Daniel Rafalski ist ein echter Elfmeterkiller. © Jura Weitzel
Fußball

Der Elfmeter wird 130 Jahre alt: Daniel Rafalski und Enes Akyüz erzählen von ihrer Sicht

Der Torwart hat statistisch gesehen in Dreivierteln aller Fälle das Nachsehen beim Strafstoß. Daniel Ralafski und Enes Akyüz von Eintracht Werne sprechen über ihre Sicht vom Elfmeterpunkt.

Der Ball liegt ruhig auf dem Punkt, Spannung liegt in der Luft. Einige Zuschauer halten kurz die Luft an als der Pfiff des Schiedsrichters die Stille unterbricht. Der Schütze läuft an und… „Trifft natürlich“, sagt Enes Akyüz, Elfmeterspezialist von Eintracht Werne ganz selbstverständlich. „Wenn der Elfer gut geschossen ist, kann da auch ein Manuel Neuer nix machen – egal, ob da jetzt ein Kreisligaspieler schießt oder ein Bundesligaspieler.“ Schließlich sei das Tor mehr als sieben Meter breit und der Ball nur elf Meter davon entfernt.

In diesem Wissen schießt Akyüz seit mehr als zehn Jahren die Elfmeter für seinen Verein und habe dabei „nur eine Handvoll verschossen“ – „Meistens gegen den Pfosten oder daneben“, weil er es zu genau machen wollte. „Ecke aussuchen, anlaufen und das Ding rein hauen“, lautet sein Motto. Auf „die Psychospielchen der Torhüter“ lasse er sich grundsätzlich gar nicht erst ein.

Genau davon macht sein Keeper Daniel Ralafski „sehr gerne mal Gebrauch“. „Auf der Linien einen Schritt weiter nach rechts oder nach links stellen, einfach mal schauen, ob der Schütze sieht, dass ich ihm eine Ecke anbiete, und dann bekomme ich meistens schon ein Gefühl, wo der Ball hingehen könnte“, lässt sich der Elfmeterheld aus dem Kreispokalspiel gegen den FC Overberge in die Karten schauen.

Mit drei gehaltenen Elfmetern hatte Rafalski seine Eintracht im vergangenen August im Wettbewerb gehalten. „Ich versuche immer so lange stehen zu bleiben wie möglich und dem Schützen so spät wie möglich zu zeigen, wo ich hin springe“, sagt er.

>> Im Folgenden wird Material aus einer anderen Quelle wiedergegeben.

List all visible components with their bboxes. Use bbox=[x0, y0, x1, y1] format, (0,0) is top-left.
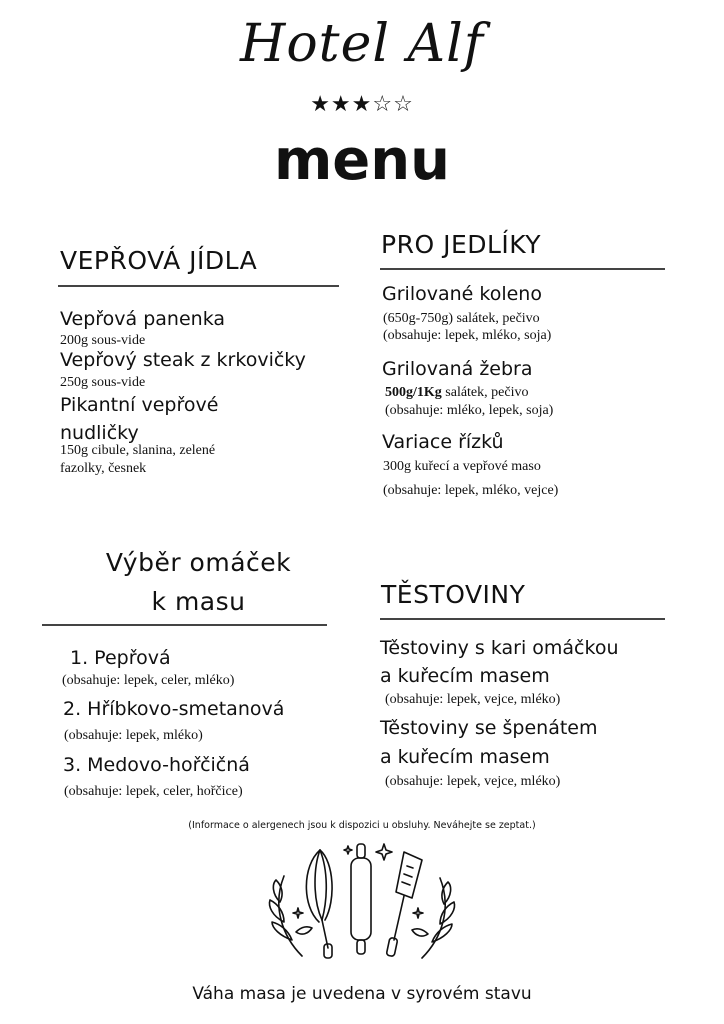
dish-name: Grilované koleno bbox=[382, 283, 542, 305]
dish-name: Grilovaná žebra bbox=[382, 358, 533, 380]
dish-allergens: (obsahuje: mléko, lepek, soja) bbox=[385, 403, 554, 418]
section-title-veprova: VEPŘOVÁ JÍDLA bbox=[60, 246, 258, 275]
section-title-omacky: k masu bbox=[151, 587, 246, 616]
dish-detail: 200g sous-vide bbox=[60, 333, 146, 348]
hotel-logo: Hotel Alf bbox=[240, 14, 484, 74]
rolling-pin-icon bbox=[351, 844, 371, 954]
section-divider bbox=[380, 618, 665, 620]
sauce-allergens: (obsahuje: lepek, celer, mléko) bbox=[62, 673, 235, 688]
pasta-name: a kuřecím masem bbox=[380, 665, 550, 687]
dish-detail: 150g cibule, slanina, zelené bbox=[60, 443, 216, 458]
section-title-omacky: Výběr omáček bbox=[105, 548, 292, 577]
dish-detail: fazolky, česnek bbox=[60, 461, 147, 476]
sauce-name: 1. Pepřová bbox=[70, 647, 171, 669]
section-divider bbox=[380, 268, 665, 270]
section-title-testoviny: TĚSTOVINY bbox=[381, 580, 526, 609]
dish-name: Pikantní vepřové bbox=[60, 394, 219, 416]
kitchen-illustration bbox=[262, 836, 462, 966]
section-divider bbox=[42, 624, 327, 626]
dish-weight: 500g/1Kg bbox=[385, 385, 442, 400]
whisk-icon bbox=[306, 850, 332, 958]
stars-empty-icon: ☆☆ bbox=[372, 92, 414, 117]
star-rating bbox=[0, 92, 724, 117]
dish-sides: salátek, pečivo bbox=[441, 385, 529, 400]
dish-name: nudličky bbox=[60, 422, 139, 444]
pasta-name: Těstoviny se špenátem bbox=[380, 717, 598, 739]
sauce-name: 2. Hříbkovo-smetanová bbox=[63, 698, 285, 720]
spatula-icon bbox=[386, 852, 422, 957]
sauce-allergens: (obsahuje: lepek, mléko) bbox=[64, 728, 203, 743]
menu-title: menu bbox=[273, 128, 451, 193]
pasta-name: a kuřecím masem bbox=[380, 746, 550, 768]
sauce-name: 3. Medovo-hořčičná bbox=[63, 754, 250, 776]
dish-detail: 250g sous-vide bbox=[60, 375, 146, 390]
sauce-allergens: (obsahuje: lepek, celer, hořčice) bbox=[64, 784, 243, 799]
dish-allergens: (obsahuje: lepek, mléko, soja) bbox=[383, 328, 552, 343]
dish-name: Vepřový steak z krkovičky bbox=[60, 349, 306, 371]
dish-detail: 300g kuřecí a vepřové maso bbox=[383, 459, 541, 474]
pasta-allergens: (obsahuje: lepek, vejce, mléko) bbox=[385, 774, 561, 789]
section-divider bbox=[58, 285, 339, 287]
allergen-info-note: (Informace o alergenech jsou k dispozici u obsluhy. Neváhejte se zeptat.) bbox=[188, 820, 536, 831]
dish-detail bbox=[385, 383, 528, 402]
weight-note: Váha masa je uvedena v syrovém stavu bbox=[192, 984, 532, 1004]
dish-name: Variace řízků bbox=[382, 431, 504, 453]
pasta-name: Těstoviny s kari omáčkou bbox=[380, 637, 619, 659]
dish-name: Vepřová panenka bbox=[60, 308, 226, 330]
stars-filled-icon: ★★★ bbox=[310, 92, 373, 117]
section-title-pro-jedliky: PRO JEDLÍKY bbox=[381, 230, 542, 259]
dish-allergens: (obsahuje: lepek, mléko, vejce) bbox=[383, 483, 559, 498]
dish-detail: (650g-750g) salátek, pečivo bbox=[383, 311, 540, 326]
pasta-allergens: (obsahuje: lepek, vejce, mléko) bbox=[385, 692, 561, 707]
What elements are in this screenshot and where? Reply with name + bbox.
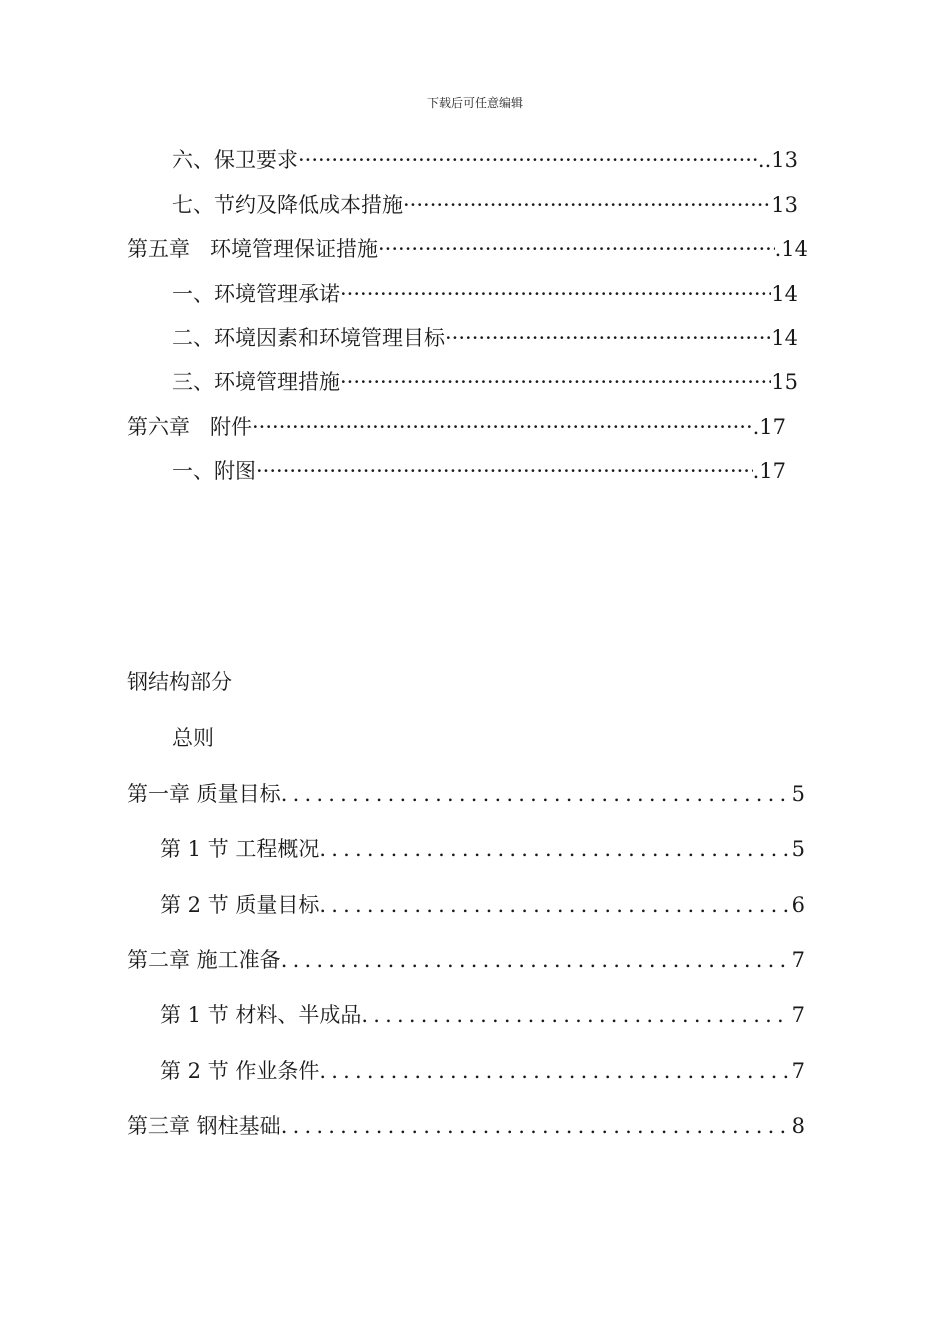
toc-entry-page: 7 bbox=[791, 948, 805, 972]
toc-entry[interactable] bbox=[172, 279, 798, 309]
toc-entry-page: 5 bbox=[791, 837, 805, 861]
toc-leader-dots bbox=[319, 1056, 787, 1086]
toc-entry-label: 三、环境管理措施 bbox=[172, 370, 340, 394]
toc-leader-dots bbox=[298, 145, 758, 175]
toc-entry-label: 第三章 钢柱基础 bbox=[127, 1114, 281, 1138]
toc-entry-label: 第 2 节 质量目标 bbox=[160, 893, 320, 917]
toc-chapter-entry[interactable] bbox=[127, 779, 805, 809]
toc-chapter-title: 环境管理保证措施 bbox=[210, 237, 378, 261]
toc-entry-label: 第 2 节 作业条件 bbox=[160, 1059, 320, 1083]
toc-entry-page: 15 bbox=[771, 370, 798, 394]
toc-entry-label: 七、节约及降低成本措施 bbox=[172, 193, 403, 217]
toc-entry-label: 第 1 节 工程概况 bbox=[160, 837, 320, 861]
toc-leader-dots bbox=[256, 456, 753, 486]
toc-entry[interactable] bbox=[172, 367, 798, 397]
toc-entry-label bbox=[127, 412, 252, 442]
section-title: 钢结构部分 bbox=[127, 670, 232, 694]
toc-entry-label: 六、保卫要求 bbox=[172, 148, 298, 172]
toc-chapter-title: 附件 bbox=[210, 415, 252, 439]
toc-entry-page: 6 bbox=[791, 893, 805, 917]
toc-leader-dots bbox=[281, 945, 788, 975]
toc-entry-page: 14 bbox=[771, 282, 798, 306]
toc-entry-label: 第 1 节 材料、半成品 bbox=[160, 1003, 362, 1027]
toc-entry[interactable] bbox=[160, 1000, 805, 1030]
toc-chapter-entry[interactable] bbox=[127, 412, 786, 442]
toc-leader-dots bbox=[445, 323, 771, 353]
toc-entry[interactable] bbox=[172, 323, 798, 353]
toc-entry-page: 8 bbox=[791, 1114, 805, 1138]
toc-entry[interactable] bbox=[172, 190, 798, 220]
toc-leader-dots bbox=[319, 834, 787, 864]
toc-entry[interactable] bbox=[160, 1056, 805, 1086]
toc-entry-page: .17 bbox=[752, 415, 786, 439]
toc-entry[interactable] bbox=[172, 456, 786, 486]
toc-entry-page: .17 bbox=[752, 459, 786, 483]
toc-leader-dots bbox=[340, 367, 771, 397]
toc-entry-label bbox=[127, 234, 378, 264]
page-header: 下载后可任意编辑 bbox=[426, 96, 523, 110]
toc-leader-dots bbox=[281, 779, 788, 809]
toc-chapter-number: 第五章 bbox=[127, 237, 190, 261]
toc-entry-label: 第一章 质量目标 bbox=[127, 782, 281, 806]
toc-entry-page: 14 bbox=[771, 326, 798, 350]
toc-leader-dots bbox=[340, 279, 771, 309]
toc-entry-label: 第二章 施工准备 bbox=[127, 948, 281, 972]
toc-entry-page: ..13 bbox=[757, 148, 798, 172]
toc-entry[interactable] bbox=[172, 145, 798, 175]
toc-entry-label: 二、环境因素和环境管理目标 bbox=[172, 326, 445, 350]
toc-chapter-entry[interactable] bbox=[127, 1111, 805, 1141]
toc-chapter-entry[interactable] bbox=[127, 234, 808, 264]
toc-entry-label: 一、附图 bbox=[172, 459, 256, 483]
toc-entry-page: 7 bbox=[791, 1003, 805, 1027]
toc-chapter-number: 第六章 bbox=[127, 415, 190, 439]
toc-leader-dots bbox=[378, 234, 775, 264]
toc-leader-dots bbox=[319, 890, 787, 920]
toc-chapter-entry[interactable] bbox=[127, 945, 805, 975]
toc-entry-page: 5 bbox=[791, 782, 805, 806]
toc-entry[interactable] bbox=[160, 890, 805, 920]
toc-entry-page: 7 bbox=[791, 1059, 805, 1083]
toc-entry-page: 13 bbox=[771, 193, 798, 217]
subsection-title: 总则 bbox=[172, 726, 214, 750]
toc-entry-label: 一、环境管理承诺 bbox=[172, 282, 340, 306]
toc-leader-dots bbox=[403, 190, 771, 220]
toc-entry[interactable] bbox=[160, 834, 805, 864]
toc-entry-page: .14 bbox=[774, 237, 808, 261]
toc-leader-dots bbox=[361, 1000, 787, 1030]
toc-leader-dots bbox=[252, 412, 753, 442]
toc-leader-dots bbox=[281, 1111, 788, 1141]
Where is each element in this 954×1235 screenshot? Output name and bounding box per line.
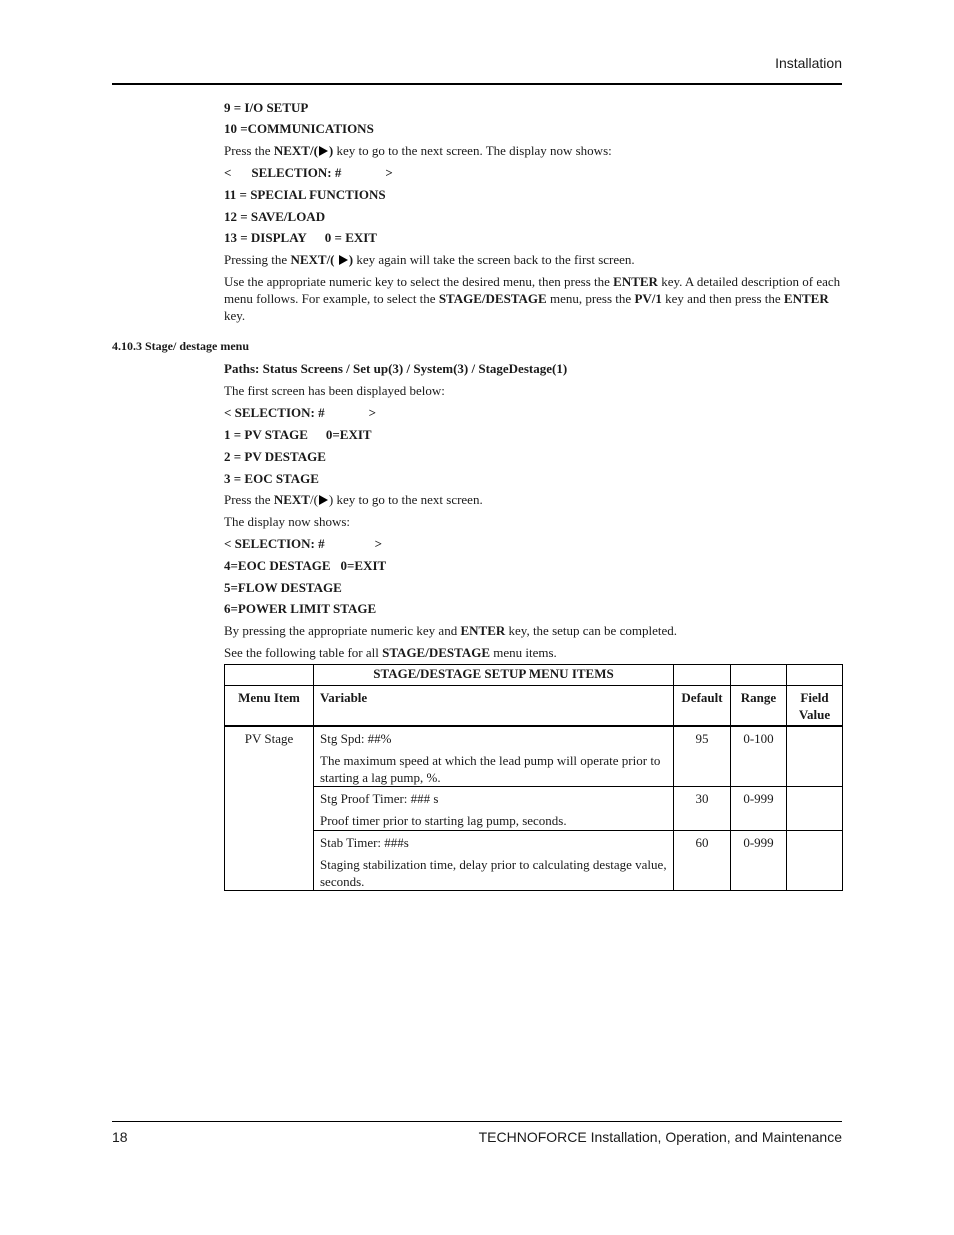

Das habe den Vorteil, dass sich manche Elfmeterschützen davon verunsichern lassen. „Als Keeper kannst du bei Elfmetern nur gewinnen. Jeder erwartet vom Schützen, dass er das Ding verwandelt“, bringt es Rafalski auf den Punkt. Dementsprechend sei es „nicht nur Glück, wenn ein Torwart regelmäßig Elfer killt“. Das habe neben dem Quäntchen Glück auch durchaus mit Beobachtung und Gespür zu tun.

Seinen Kapitän Enes Akyüz sieht die Sache ein wenig anders: „Es gibt keinen Keeper, der Elfmeterkiller ist. Das liegt dann am Schützen, der schlecht geschossen hat.“ In einem anderen Punkt gibt er seinem Torwart Ralafski aber Recht: „Jeder erwartet von dem, der antritt, dass er auch verwandelt.“

Daher hätten Elfmeter „viel damit Selbstsicherheit zu tun und damit, wie man sich fühlt“, findet Akyüz. „Wenn du weißt, dass du zwei der letzten drei Elfer verschossen hast, gehst du mit einem anderen Gefühl zum Punkt, als wenn du seit Jahren jedes Mal auch getroffen hast.“

Standardspezialist Enes Akyüz weiß wovon er spricht. Im vergangenen Jahr hatte der sonst so treffsichere Eintracht-Kapitän eine „Elferflaute“. Innerhalb von drei Monaten habe er gleich zwei Strafstöße gegen den Pfosten gesetzt: „Ein fürchterliches Gefühl“, gibt er zu und habe sich beim nächsten Elfmeter darauf konzentriert sich davon nicht verrückt machen zu lassen.

Diesen Tipp geben auch viele Sportpsychologen Elfmeterschützen. Die Statistik gibt ihnen Recht: Schützen, die sich zwischen dem Pfiff des Schiedsrichters und dem Schuss noch mal einen Moment Zeit nehmen, um sich zu konzentrieren, sind erfolgreicher als Spieler, die gleich nach dem Pfiff antreten. Ihre Trefferquote liegt bei über 80 Prozent.